I’ve been on a journey to build a wardrobe that actually fits my 6′ frame and that I love to wear. This is the 3rd part in my series. See part 1 and part 2 if you want to catch up 😉 Sometimes it seems like I hardly get a chance to make anything, so it’s helpful to step back and look at my summer progress!
I am slowly working through Curated Closet,
Although it is a process and in the meantime I had to start making clothes asap because I really had nothing to wear after having my 3rd kid. I put all other sewing aside (Read: I bought my girls ready-to-wear for the season and I didn’t sign up for pattern tests), and got busy.
However I didn’t want to make a bunch of quick clothes that I would get bored of quickly, so I needed to make sure I would love them even before I’ve gone through the process of figuring out my style. I did that by sketching out my plan. Not only does it help me visualize the finished outfits, but it helps make sure I will have coordinating pieces that I can mix and match by forcing me to think up the whole outfit and not just one piece that I want. This has similar benefits to a capsule sudoku with some creative liberties since I am not limiting myself to 9 pieces. Plus it’s a new form of art I want to learn. So when I’m away from home and dreaming about my sewing makes I can work on these.
Let me walk you through what I planned for this summer, how much I completed, what got pushed to fall and what got scrapped.
First up is the Anza (modified to tunic) made from Cotton and Steel’s Zephyr Rayon designed by Rashida Coleman Hale. I changed my mind on the pants. I have had turquoise pants pinned for a couple years now. I wanted the Emers from Stitch Fix, but even Stitch Fix doesn’t make clothes long enough for me. The good thing about following a plan like this is I become aware of what I really want. I don’t put them in any order, but rather I start on whichever piece I’m itching to sew next. Then I can evaluate the items I keep pushing off and ask myself why. Do I not like it anymore? Is it the wrong season? In this case I realized I don’t really want bright bold colored pants anymore. I feel like turquoise is on it’s way out for me and these sketches helped me get there before I wasted time and fabric.
Here’s the McCall’s button down top using a modified McCalls 7351 I wrote about the process, including the bleaching experience here. I decided to buy the pink shorts from J.Crew instead of making them, because shorts are one of the few things I can get in my size. I love that J.Crew has a variety of inseams so I get to pick what’s right for me.
I didn’t get to the denim dress. I have a couple denim and chambray shirt dresses that I want to make for fall, but I think I’m going to re-think and re-draw this one. I’m still planning to make the grey tencel woven joggers. They got pushed to fall sewing once the 100 degree weather hit. The mustard stripes got replaced with these navy stripes which I made with the free Lago Tank pattern:
For this next drawing the only outfit that I made exactly as drawn was the second one. The others I changed up a bit. The black and white stripes was my first run before deciding to go with the Anza Dress.
Here’s a better picture, paired with my sleeveless chambray button down.

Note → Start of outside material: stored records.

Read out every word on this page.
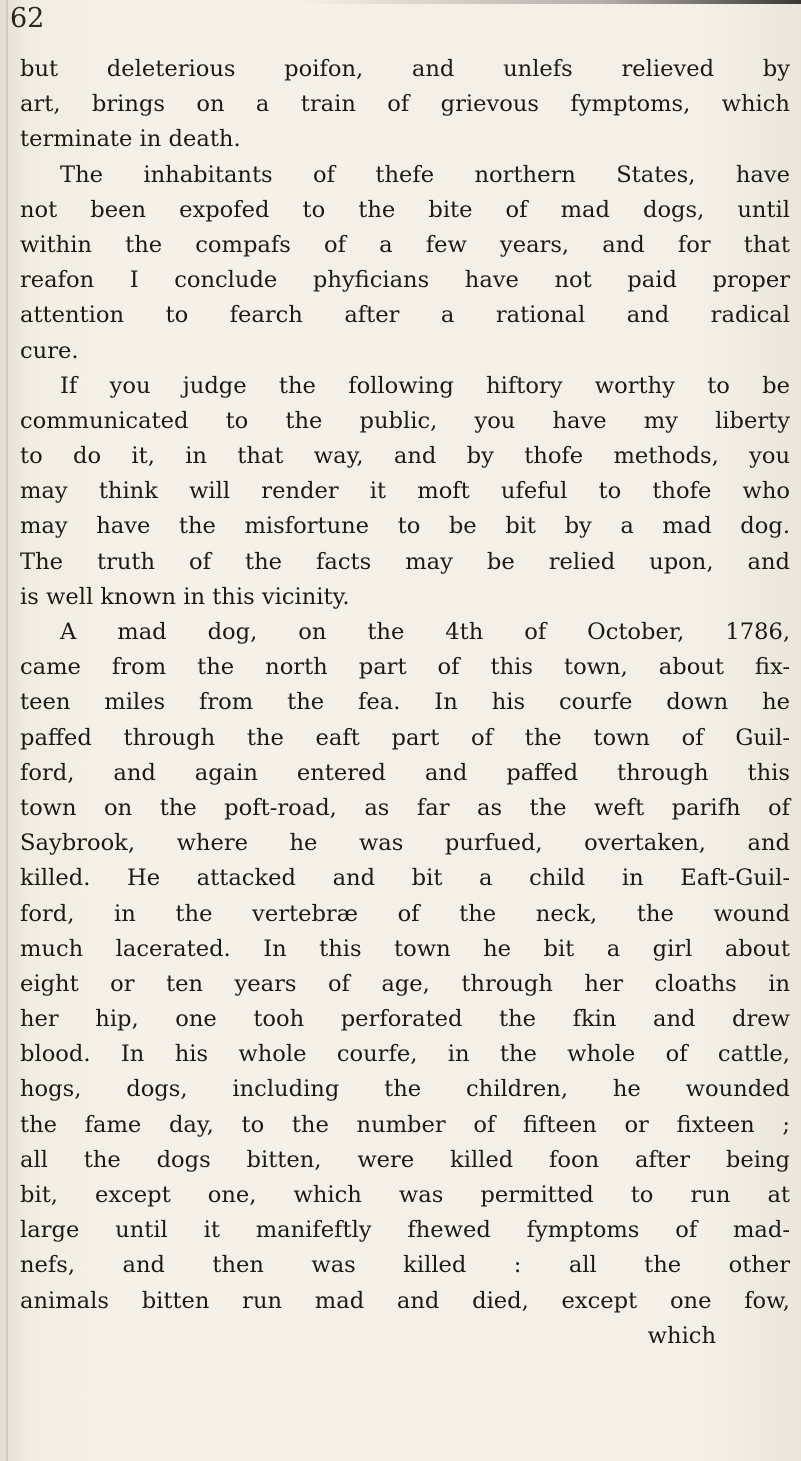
62
but deleterious poifon, and unlefs relieved by
art, brings on a train of grievous fymptoms, which
terminate in death.
The inhabitants of thefe northern States, have
not been expofed to the bite of mad dogs, until
within the compafs of a few years, and for that
reafon I conclude phyficians have not paid proper
attention to fearch after a rational and radical
cure.
If you judge the following hiftory worthy to be
communicated to the public, you have my liberty
to do it, in that way, and by thofe methods, you
may think will render it moft ufeful to thofe who
may have the misfortune to be bit by a mad dog.
The truth of the facts may be relied upon, and
is well known in this vicinity.
A mad dog, on the 4th of October, 1786,
came from the north part of this town, about fix-
teen miles from the fea. In his courfe down he
paffed through the eaft part of the town of Guil-
ford, and again entered and paffed through this
town on the poft-road, as far as the weft parifh of
Saybrook, where he was purfued, overtaken, and
killed. He attacked and bit a child in Eaft-Guil-
ford, in the vertebræ of the neck, the wound
much lacerated. In this town he bit a girl about
eight or ten years of age, through her cloaths in
her hip, one tooh perforated the fkin and drew
blood. In his whole courfe, in the whole of cattle,
hogs, dogs, including the children, he wounded
the fame day, to the number of fifteen or fixteen ;
all the dogs bitten, were killed foon after being
bit, except one, which was permitted to run at
large until it manifeftly fhewed fymptoms of mad-
nefs, and then was killed : all the other
animals bitten run mad and died, except one fow,
which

Here is the purple sorbet chambray redrawn. The navy and white stripes got pushed back, but I’m not sure I’ll make it for fall either because the colors are more summery. I found the perfect fabric for it, so I’ll save it for next spring. The gray dress is below. As you can see I tried a new medium – watercolor pencils. I have since found a better skin tone pencil and learned a few things about this method, so hopefully you’ll see an improvement in my fall plan!
Here is the Purple Sorbet Willamette. I blogged about it here.
And here is the gray tank dress. Again I used the Lago Tank, lengthened it, and widened the straps for full strap coverage. this is the perfect secret pajama attire. Just throw it on and look put together. I’m also all about the long hems in the back. They make mom life so much less embarrassing.
On this last sketch I have a chambray Willamette that I didn’t make once I got the idea to make the dress version. I’ll save that for next spring. The Trevi Top I made and love. The pink shorts were my staple piece this summer and I wore them with pretty much anything. The Gingham button down didn’t get made and here’s another view of the Anza paired with Ginger jeans which got bumped to fall sewing once the weather heated up, but I’m proud to say I finished them today and they will get their own blog post!
Here is my Trevi. I also wanted to make white cropped jeans this summer once it got too hot for blue jeans. I bought two different white stretch denims but neither are bleach white so unless I can figure out how to get them bleach white I may have to dye them some other color. These white jeans I got from the Gap, but returned them due to fit issues. #thisiswhywesew.
So that is my Summer recap! I am happy with my progress and I feel like I actually have clothes in my closet that I like to wear. I’m working on my fall plan now. Ideally it would be done already and I would buy my fabric from that and make the items ahead of time, but I’m still working in reverse. My stash is enough that I need to consider what is currently there rather than sourcing all the pieces from new fabrics. I want to have a responsible stash so that I can eventually pick colors and fabrics in season and not be forced to use fabrics from prior seasons that I impulse bought without considering if I had the time to use it immediately. One day I’ll catch up though, if I stick to the plan!